Sunday, November 20, 2011

Coming Up for Air - learning how to learn

Under a sea of books
It took an eternity to surface from Turkish seas and feels just as long coming up for air from a period of binge reading.

It would be simple enough if I had a photographic memory latching onto facts as if they were football figures whose stats were worth noting.

We can try all sorts of things to increase our capacity to retain information, but what's required is active learning. Anytime I'm offered the chance to present, I sneak into the room early, to 'mark territory'.

It is my little ritual, as I imagine it is to others.  Listening to Professor Gabriel Radvansky on the BBC, his authoritative musings on the human memory appeared to show my predatorial walkies make sense.

Radvansky's published research in a book on memory claims our memory auto refreshes when we past a door way. Indeed when was the last time you entered a room and forgot why you were there, and the only way you could remember was to return to the source of the thought.

So the answer to Republican presidential hopeful Mitt Romney could have been to learn which three agencies were for the chop within the theatre.



Now, if that were the case, the idea of any successful presentation would be unheard of, since we're forever travelling walking through doors.

So part of the solution I guess is a bid to understand and to become the text, removing the idea of learning by rote.  That requires making meaning from what Donald Schon ( listen here for BBC Lecture)   calls reflection-in-action.
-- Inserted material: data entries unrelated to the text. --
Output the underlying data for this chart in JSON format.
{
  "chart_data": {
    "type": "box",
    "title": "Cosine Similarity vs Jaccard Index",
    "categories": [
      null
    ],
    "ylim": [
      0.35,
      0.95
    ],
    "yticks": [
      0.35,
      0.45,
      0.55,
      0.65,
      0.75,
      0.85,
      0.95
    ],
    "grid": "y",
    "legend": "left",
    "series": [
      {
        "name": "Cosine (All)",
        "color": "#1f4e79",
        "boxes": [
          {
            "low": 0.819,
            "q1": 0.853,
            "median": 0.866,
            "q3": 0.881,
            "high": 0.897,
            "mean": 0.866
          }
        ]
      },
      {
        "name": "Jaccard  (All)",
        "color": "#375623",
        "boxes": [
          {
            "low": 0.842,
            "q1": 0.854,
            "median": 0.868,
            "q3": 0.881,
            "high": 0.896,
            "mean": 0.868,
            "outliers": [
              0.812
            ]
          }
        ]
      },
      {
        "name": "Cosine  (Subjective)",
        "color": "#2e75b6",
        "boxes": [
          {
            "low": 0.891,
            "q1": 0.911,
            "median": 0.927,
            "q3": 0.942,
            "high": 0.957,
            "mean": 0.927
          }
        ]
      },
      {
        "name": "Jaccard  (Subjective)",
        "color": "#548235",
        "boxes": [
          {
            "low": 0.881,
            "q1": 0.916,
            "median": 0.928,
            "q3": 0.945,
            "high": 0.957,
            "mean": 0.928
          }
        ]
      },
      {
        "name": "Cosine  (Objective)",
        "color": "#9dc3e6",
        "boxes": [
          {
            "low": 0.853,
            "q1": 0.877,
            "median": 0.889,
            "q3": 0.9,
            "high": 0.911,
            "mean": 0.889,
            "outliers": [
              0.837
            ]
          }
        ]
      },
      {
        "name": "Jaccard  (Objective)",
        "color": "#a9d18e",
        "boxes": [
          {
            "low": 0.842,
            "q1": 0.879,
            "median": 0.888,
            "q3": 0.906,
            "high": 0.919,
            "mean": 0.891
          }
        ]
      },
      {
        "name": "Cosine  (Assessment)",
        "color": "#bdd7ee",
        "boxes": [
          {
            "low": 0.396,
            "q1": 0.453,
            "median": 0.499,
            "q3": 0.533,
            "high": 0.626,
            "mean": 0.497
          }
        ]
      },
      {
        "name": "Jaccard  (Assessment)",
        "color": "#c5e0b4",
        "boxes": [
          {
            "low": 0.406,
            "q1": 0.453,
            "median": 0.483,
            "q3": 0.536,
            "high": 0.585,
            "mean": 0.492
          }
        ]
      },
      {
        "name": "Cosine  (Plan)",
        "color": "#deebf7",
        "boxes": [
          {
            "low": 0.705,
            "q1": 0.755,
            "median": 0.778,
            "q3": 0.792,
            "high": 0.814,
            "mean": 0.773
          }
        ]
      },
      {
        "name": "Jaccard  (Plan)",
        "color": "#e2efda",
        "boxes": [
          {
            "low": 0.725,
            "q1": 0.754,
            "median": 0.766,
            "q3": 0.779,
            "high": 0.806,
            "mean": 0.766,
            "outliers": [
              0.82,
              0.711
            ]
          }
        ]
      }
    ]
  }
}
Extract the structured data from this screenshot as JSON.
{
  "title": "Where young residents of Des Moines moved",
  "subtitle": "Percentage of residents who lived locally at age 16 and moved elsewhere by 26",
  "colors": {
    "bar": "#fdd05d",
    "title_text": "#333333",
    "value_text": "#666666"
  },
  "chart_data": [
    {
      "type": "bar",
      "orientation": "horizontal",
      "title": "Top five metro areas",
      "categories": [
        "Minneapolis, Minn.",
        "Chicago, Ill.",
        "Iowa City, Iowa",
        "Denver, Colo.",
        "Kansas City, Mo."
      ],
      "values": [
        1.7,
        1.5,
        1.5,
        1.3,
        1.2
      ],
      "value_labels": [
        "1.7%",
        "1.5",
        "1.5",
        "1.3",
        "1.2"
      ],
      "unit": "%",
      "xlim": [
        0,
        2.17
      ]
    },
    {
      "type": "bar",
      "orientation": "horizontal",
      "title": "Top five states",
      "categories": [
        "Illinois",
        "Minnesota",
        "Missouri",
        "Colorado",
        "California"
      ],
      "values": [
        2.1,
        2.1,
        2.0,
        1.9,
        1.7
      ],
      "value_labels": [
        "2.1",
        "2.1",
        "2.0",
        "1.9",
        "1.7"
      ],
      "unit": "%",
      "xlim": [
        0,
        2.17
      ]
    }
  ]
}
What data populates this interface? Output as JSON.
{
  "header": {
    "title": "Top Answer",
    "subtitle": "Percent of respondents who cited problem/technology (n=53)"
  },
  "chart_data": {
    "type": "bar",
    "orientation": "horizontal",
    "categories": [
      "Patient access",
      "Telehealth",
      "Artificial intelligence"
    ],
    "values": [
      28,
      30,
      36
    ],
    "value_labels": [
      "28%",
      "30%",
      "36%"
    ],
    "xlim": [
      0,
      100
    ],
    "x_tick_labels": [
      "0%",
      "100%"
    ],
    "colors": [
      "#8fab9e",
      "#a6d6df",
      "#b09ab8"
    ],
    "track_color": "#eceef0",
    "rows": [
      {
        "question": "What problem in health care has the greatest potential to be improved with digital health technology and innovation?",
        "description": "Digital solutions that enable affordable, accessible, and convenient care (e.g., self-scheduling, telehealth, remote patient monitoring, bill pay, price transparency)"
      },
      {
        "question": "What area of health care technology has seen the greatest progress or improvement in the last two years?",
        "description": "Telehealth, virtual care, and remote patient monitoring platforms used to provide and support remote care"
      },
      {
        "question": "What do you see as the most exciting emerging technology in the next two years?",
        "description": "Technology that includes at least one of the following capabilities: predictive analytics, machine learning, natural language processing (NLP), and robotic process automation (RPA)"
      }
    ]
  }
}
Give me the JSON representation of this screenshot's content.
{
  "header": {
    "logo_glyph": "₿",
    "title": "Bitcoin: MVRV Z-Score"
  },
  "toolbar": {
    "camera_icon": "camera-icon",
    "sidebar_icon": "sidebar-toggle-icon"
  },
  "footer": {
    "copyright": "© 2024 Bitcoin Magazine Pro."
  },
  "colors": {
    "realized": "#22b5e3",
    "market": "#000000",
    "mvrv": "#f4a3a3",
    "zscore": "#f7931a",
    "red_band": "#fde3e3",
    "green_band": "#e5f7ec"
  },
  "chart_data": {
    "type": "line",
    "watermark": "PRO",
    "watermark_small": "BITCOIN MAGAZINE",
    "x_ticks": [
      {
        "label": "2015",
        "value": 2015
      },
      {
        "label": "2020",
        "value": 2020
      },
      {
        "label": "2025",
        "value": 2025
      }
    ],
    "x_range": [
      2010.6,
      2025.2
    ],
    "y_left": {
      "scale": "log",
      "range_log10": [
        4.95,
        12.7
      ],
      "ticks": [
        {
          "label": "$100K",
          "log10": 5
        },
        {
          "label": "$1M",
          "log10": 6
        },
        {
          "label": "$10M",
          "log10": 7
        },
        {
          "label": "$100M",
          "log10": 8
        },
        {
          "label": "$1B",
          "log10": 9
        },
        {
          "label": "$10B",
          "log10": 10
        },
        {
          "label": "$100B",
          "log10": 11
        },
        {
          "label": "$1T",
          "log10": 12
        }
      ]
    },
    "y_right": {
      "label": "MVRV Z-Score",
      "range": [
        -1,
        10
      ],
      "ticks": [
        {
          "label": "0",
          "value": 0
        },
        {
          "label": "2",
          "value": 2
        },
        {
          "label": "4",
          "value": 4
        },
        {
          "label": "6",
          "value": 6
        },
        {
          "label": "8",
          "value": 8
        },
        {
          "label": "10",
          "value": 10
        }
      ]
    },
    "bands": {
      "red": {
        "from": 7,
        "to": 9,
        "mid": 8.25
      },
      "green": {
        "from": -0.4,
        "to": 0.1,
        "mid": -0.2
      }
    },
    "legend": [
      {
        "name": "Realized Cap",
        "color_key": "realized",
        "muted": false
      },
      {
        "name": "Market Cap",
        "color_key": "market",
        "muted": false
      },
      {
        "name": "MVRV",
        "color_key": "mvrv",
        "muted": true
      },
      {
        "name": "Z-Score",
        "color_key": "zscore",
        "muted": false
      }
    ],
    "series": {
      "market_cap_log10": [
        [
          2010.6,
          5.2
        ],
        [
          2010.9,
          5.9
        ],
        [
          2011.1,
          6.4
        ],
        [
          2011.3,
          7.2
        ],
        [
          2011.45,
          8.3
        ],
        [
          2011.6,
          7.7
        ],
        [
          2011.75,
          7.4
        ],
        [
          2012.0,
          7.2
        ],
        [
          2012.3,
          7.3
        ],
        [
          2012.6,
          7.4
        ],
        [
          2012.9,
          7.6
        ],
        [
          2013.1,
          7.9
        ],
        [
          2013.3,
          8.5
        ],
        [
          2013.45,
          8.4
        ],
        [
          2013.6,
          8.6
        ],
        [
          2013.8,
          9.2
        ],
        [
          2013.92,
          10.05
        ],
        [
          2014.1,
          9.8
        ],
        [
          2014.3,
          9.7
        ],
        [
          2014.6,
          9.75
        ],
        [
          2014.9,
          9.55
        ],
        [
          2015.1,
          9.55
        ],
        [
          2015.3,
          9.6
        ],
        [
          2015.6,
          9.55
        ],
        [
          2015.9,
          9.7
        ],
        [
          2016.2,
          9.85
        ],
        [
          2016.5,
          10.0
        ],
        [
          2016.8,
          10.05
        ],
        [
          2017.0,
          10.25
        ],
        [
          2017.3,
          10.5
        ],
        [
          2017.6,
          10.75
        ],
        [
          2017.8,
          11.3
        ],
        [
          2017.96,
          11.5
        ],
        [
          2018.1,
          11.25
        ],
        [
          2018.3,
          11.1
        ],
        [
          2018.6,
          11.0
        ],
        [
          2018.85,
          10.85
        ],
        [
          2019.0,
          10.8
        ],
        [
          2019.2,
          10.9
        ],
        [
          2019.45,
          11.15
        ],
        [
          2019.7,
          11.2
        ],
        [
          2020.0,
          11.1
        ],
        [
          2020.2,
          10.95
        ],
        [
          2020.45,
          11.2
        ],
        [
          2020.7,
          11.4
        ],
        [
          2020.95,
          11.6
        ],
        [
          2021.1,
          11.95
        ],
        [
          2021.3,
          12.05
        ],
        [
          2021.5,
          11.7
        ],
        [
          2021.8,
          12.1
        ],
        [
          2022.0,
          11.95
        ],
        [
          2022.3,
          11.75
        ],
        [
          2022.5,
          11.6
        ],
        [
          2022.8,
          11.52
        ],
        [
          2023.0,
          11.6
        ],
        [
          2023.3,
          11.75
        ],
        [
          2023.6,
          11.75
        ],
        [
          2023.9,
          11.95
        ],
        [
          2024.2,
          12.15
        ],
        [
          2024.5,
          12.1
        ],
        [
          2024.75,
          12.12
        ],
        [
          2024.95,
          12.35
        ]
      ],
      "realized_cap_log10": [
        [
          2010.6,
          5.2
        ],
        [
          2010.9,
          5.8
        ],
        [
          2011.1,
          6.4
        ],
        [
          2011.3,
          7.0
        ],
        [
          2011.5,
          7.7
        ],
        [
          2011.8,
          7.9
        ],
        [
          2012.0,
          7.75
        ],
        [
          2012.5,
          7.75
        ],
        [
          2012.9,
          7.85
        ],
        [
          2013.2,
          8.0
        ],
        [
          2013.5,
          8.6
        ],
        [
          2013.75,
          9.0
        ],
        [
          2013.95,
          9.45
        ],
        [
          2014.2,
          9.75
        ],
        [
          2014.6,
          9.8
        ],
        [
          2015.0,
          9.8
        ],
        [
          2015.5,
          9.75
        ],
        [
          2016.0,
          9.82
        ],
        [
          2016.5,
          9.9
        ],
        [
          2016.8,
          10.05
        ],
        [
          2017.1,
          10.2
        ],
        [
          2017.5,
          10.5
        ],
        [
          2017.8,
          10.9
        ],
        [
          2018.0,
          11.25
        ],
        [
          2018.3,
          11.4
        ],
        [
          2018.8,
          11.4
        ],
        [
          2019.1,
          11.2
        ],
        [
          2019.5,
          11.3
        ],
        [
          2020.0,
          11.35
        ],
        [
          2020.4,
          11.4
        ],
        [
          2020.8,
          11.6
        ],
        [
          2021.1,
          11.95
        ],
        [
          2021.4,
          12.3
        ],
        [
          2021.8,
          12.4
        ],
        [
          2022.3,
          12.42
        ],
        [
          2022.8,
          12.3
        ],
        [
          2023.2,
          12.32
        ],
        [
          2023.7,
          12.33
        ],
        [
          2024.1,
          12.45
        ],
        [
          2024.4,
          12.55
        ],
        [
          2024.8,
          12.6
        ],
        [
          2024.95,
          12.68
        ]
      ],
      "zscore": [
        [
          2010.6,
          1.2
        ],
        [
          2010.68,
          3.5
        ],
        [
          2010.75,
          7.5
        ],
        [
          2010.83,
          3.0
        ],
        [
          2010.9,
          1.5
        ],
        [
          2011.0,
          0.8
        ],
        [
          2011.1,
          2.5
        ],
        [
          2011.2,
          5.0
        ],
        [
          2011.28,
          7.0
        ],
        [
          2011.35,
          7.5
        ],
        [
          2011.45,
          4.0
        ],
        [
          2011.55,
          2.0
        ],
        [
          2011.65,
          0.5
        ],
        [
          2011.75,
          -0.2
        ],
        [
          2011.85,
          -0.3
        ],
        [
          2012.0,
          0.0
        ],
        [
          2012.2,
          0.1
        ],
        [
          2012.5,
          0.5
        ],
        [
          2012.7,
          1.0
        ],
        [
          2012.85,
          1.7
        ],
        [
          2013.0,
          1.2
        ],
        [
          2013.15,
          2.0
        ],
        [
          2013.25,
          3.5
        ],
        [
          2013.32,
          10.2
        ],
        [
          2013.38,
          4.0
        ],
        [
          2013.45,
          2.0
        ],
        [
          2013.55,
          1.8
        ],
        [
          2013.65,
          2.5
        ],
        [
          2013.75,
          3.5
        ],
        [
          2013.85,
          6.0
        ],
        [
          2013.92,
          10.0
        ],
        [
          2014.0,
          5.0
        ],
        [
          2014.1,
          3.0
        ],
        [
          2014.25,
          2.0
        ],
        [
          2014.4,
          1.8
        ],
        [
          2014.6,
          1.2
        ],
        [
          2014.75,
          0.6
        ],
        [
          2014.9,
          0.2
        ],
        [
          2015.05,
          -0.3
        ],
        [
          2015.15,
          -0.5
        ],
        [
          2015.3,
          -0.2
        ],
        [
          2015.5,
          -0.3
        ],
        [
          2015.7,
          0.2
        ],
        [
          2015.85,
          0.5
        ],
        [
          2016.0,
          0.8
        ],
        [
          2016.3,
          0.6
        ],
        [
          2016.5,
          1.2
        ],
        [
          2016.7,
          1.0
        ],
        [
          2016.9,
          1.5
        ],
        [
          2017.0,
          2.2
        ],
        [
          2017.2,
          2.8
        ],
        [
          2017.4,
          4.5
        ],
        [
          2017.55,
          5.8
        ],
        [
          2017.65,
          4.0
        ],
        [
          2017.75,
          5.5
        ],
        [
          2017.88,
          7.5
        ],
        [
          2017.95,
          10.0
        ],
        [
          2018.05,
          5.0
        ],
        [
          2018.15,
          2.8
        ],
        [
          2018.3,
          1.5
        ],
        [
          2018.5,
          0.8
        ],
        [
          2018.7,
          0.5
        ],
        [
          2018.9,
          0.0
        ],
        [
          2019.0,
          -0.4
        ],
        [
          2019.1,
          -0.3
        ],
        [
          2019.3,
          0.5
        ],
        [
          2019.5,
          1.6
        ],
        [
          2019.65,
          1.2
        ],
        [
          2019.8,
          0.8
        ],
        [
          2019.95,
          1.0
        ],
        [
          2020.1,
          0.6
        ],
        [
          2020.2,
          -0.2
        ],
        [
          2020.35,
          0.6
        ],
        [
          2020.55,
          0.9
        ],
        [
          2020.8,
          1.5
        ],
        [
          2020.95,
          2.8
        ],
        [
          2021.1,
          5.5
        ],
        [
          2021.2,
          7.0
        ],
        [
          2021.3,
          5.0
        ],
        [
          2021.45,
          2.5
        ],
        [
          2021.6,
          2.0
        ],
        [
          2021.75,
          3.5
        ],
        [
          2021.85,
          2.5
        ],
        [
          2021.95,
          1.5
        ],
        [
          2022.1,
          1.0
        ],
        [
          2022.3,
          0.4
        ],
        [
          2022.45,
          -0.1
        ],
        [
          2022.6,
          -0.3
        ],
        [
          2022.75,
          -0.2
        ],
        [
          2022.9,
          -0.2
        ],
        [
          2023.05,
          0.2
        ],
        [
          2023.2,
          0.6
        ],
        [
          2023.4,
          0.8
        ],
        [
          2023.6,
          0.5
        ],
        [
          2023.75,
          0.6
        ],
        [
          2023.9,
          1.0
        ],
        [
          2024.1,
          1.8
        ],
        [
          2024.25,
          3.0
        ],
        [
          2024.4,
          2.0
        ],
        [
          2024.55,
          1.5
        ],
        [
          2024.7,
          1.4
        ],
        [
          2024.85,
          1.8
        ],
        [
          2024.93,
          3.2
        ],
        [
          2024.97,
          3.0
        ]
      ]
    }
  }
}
Essentially it's thinking about what you're thinking about, your experiences and learning to unravel the complication by logically setting about a new solution.

Active Learning
Learning becomes an active discussion with others or yourself. In lectures rooms, that's something I actively encourage.

The idea of getting into character with the text - method approach - and thinking about the audience opens us to wider solutions.

Questions such as how do I know this, and coming at yourself from another POV, may sound schizophrenic, but it questions expectations.

It's that technique which I'll be using this year acting as a juror for the UK's prestigious Royal Television Society Awards ( RTS) 2012.

Thankfully I won't have to memorise any presentations, but the collective work I'm going through now, I guess can only help.